M. Roland Courteau. Oh oui !
M. Jean-Pierre Godefroy. J’entends parfois des jugements hâtifs des deux côtés.
Pour ma part, je suis très réservé à l’idée d’une abrogation pure et simple, qui me semble aujourd’hui aussi insuffisante que périlleuse. En cela, je souscris pleinement à l’appel des cinquante-trois associations réunies au sein du collectif Abolition 2012.
Nous devons nous attacher à penser une véritable politique de lutte contre la prostitution imposée. En effet, il serait réducteur de se contenter de supprimer le délit de racolage, et cela ne répondrait pas au grave problème de société que nous vivons.

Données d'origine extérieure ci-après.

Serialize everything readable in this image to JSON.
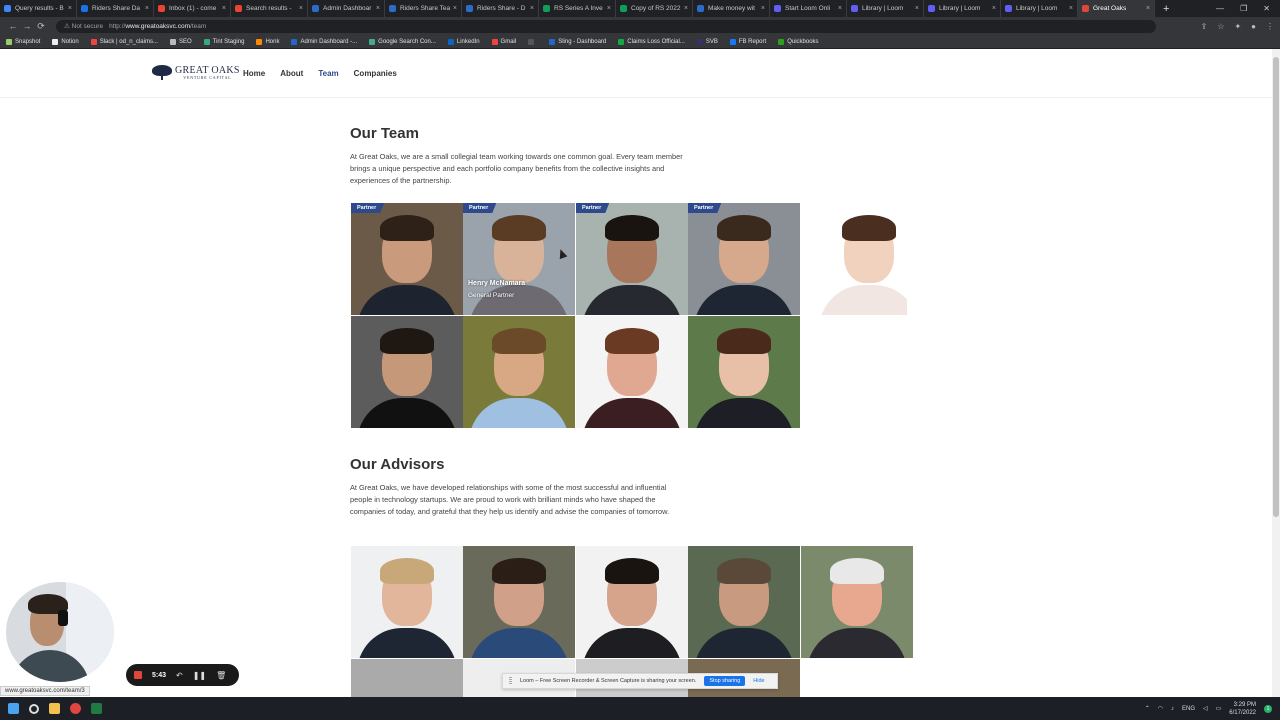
{
  "browser": {
    "tabs": [
      {
        "label": "Query results - B",
        "color": "#4285f4"
      },
      {
        "label": "Riders Share Da",
        "color": "#1a73e8"
      },
      {
        "label": "Inbox (1) - come",
        "color": "#ea4335"
      },
      {
        "label": "Search results -",
        "color": "#ea4335"
      },
      {
        "label": "Admin Dashboar",
        "color": "#2c6bc9"
      },
      {
        "label": "Riders Share Tea",
        "color": "#2c6bc9"
      },
      {
        "label": "Riders Share - D",
        "color": "#2c6bc9"
      },
      {
        "label": "RS Series A Inve",
        "color": "#0f9d58"
      },
      {
        "label": "Copy of RS 2022",
        "color": "#0f9d58"
      },
      {
        "label": "Make money wit",
        "color": "#2c6bc9"
      },
      {
        "label": "Start Loom Onli",
        "color": "#625df5"
      },
      {
        "label": "Library | Loom",
        "color": "#625df5"
      },
      {
        "label": "Library | Loom",
        "color": "#625df5"
      },
      {
        "label": "Library | Loom",
        "color": "#625df5"
      },
      {
        "label": "Great Oaks",
        "color": "#e0463e",
        "active": true
      }
    ],
    "new_tab": "+",
    "security": "Not secure",
    "url_prefix": "http://",
    "url_domain": "www.greatoaksvc.com",
    "url_path": "/team",
    "bookmarks": [
      "Snapshot",
      "Notion",
      "Slack | od_n_claims...",
      "SEO",
      "Tint Staging",
      "Honk",
      "Admin Dashboard -...",
      "Google Search Con...",
      "LinkedIn",
      "Gmail",
      "",
      "Sling - Dashboard",
      "Claims Loss Official...",
      "SVB",
      "FB Report",
      "Quickbooks"
    ]
  },
  "site": {
    "logo_name": "GREAT OAKS",
    "logo_sub": "VENTURE CAPITAL",
    "nav": [
      {
        "label": "Home"
      },
      {
        "label": "About"
      },
      {
        "label": "Team",
        "active": true
      },
      {
        "label": "Companies"
      }
    ]
  },
  "team": {
    "title": "Our Team",
    "description": "At Great Oaks, we are a small collegial team working towards one common goal. Every team member brings a unique perspective and each portfolio company benefits from the collective insights and experiences of the partnership.",
    "badge": "Partner",
    "hover_name": "Henry McNamara",
    "hover_role": "General Partner"
  },
  "advisors": {
    "title": "Our Advisors",
    "description": "At Great Oaks, we have developed relationships with some of the most successful and influential people in technology startups. We are proud to work with brilliant minds who have shaped the companies of today, and grateful that they help us identify and advise the companies of tomorrow."
  },
  "recorder": {
    "time": "5:43",
    "status_url": "www.greatoaksvc.com/team/3",
    "share_text": "Loom – Free Screen Recorder & Screen Capture is sharing your screen.",
    "stop_label": "Stop sharing",
    "hide_label": "Hide"
  },
  "taskbar": {
    "lang": "ENG",
    "time": "3:29 PM",
    "date": "6/17/2022",
    "notifications": "1"
  }
}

M. Roland Courteau. Très bien !
M. Jean-Pierre Godefroy. La proposition de loi que nous examinons aujourd’hui s’affranchit des différents travaux de fond en cours dans nos assemblées et dans vos ministères, mesdames les ministres. Aussi présente-t-elle, à mon sens, un caractère prématuré.
M. Roland Courteau. Très bien !
M. Jean-Pierre Godefroy. La question de la prostitution et la gravité du problème de la traite des êtres humains ne seront pas réglées par des mesures ponctuelles. Elles exigent beaucoup plus.

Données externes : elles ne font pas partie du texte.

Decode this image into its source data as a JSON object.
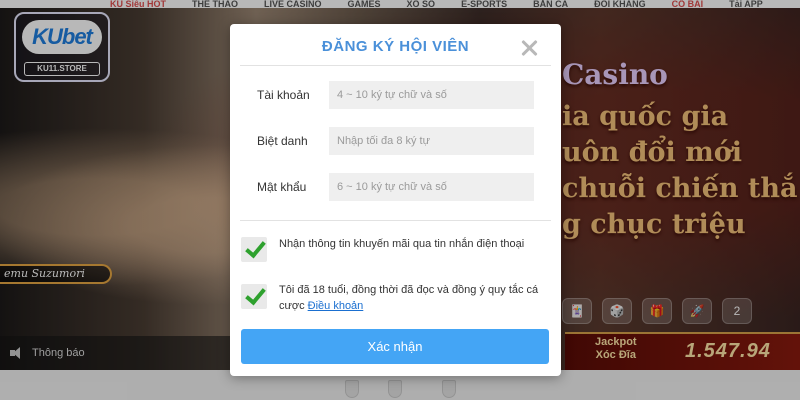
{
  "background": {
    "nav_items": [
      "KU Siêu HOT",
      "THỂ THAO",
      "LIVE CASINO",
      "GAMES",
      "XỔ SỐ",
      "E-SPORTS",
      "BẮN CÁ",
      "ĐỐI KHÁNG",
      "CỔ BÀI",
      "Tải APP"
    ],
    "logo_text": "KUbet",
    "logo_sub": "KU11.STORE",
    "model_name": "emu Suzumori",
    "notice_label": "Thông báo",
    "promo_title": "Casino",
    "promo_lines": [
      "ia quốc gia",
      "uôn đổi mới",
      "chuỗi chiến thắ",
      "g chục triệu"
    ],
    "game_icons": [
      "🃏",
      "🎲",
      "🎁",
      "🚀",
      "2"
    ],
    "jackpot_label_1": "Jackpot",
    "jackpot_label_2": "Xóc Đĩa",
    "jackpot_value": "1.547.94"
  },
  "modal": {
    "title": "ĐĂNG KÝ HỘI VIÊN",
    "fields": [
      {
        "label": "Tài khoản",
        "placeholder": "4 ~ 10 ký tự chữ và số",
        "value": ""
      },
      {
        "label": "Biệt danh",
        "placeholder": "Nhập tối đa 8 ký tự",
        "value": ""
      },
      {
        "label": "Mật khẩu",
        "placeholder": "6 ~ 10 ký tự chữ và số",
        "value": ""
      }
    ],
    "checks": [
      {
        "checked": true,
        "text": "Nhận thông tin khuyến mãi qua tin nhắn điện thoại"
      },
      {
        "checked": true,
        "text": "Tôi đã 18 tuổi, đồng thời đã đọc và đồng ý quy tắc cá cược ",
        "link": "Điều khoản"
      }
    ],
    "submit_label": "Xác nhận"
  },
  "colors": {
    "title_blue": "#4a90d9",
    "submit_blue": "#44a5f5",
    "check_green": "#2ea12e",
    "link_blue": "#1a6fd0"
  }
}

Oui, le délit de racolage passif doit être supprimé, car les personnes prostituées doivent être considérées par la loi non comme des délinquantes, mais bien, pour l’essentiel d’entre elles – là aussi, nuançons –, des victimes ! Mais cette abrogation doit se faire dans le cadre d’une politique publique transversale et cohérente, qui s’attachera à démanteler les réseaux, à poursuivre les auteurs de la traite d’êtres humains et à offrir à ces personnes un véritable accompagnement pour sortir de la prostitution : une protection effective, la sécurité non seulement sur le plan sanitaire, mais aussi en termes de logement, de droit au séjour ou d’aide au retour au pays pour celles qui le souhaitent, 90 % d’entre elles étant étrangères.
Mes chers collègues, il y a non pas une prostitution, mais des prostitutions. La réponse que nous apporterons devra prendre en considération cet état de fait. Nous devrons formuler des réponses adaptées aux différentes formes prises par la prostitution : prostitution de rue, sur internet, escorting, prostitution dite traditionnelle, prostitution étudiante, celle des mineurs, et j’en oublie.
Aussi, la proposition de loi visant à l’abrogation du délit de racolage public, si elle était adoptée en l’état, aurait pour effet de supprimer totalement de notre arsenal juridique toute notion de racolage public, qu’il soit « actif » ou « passif ».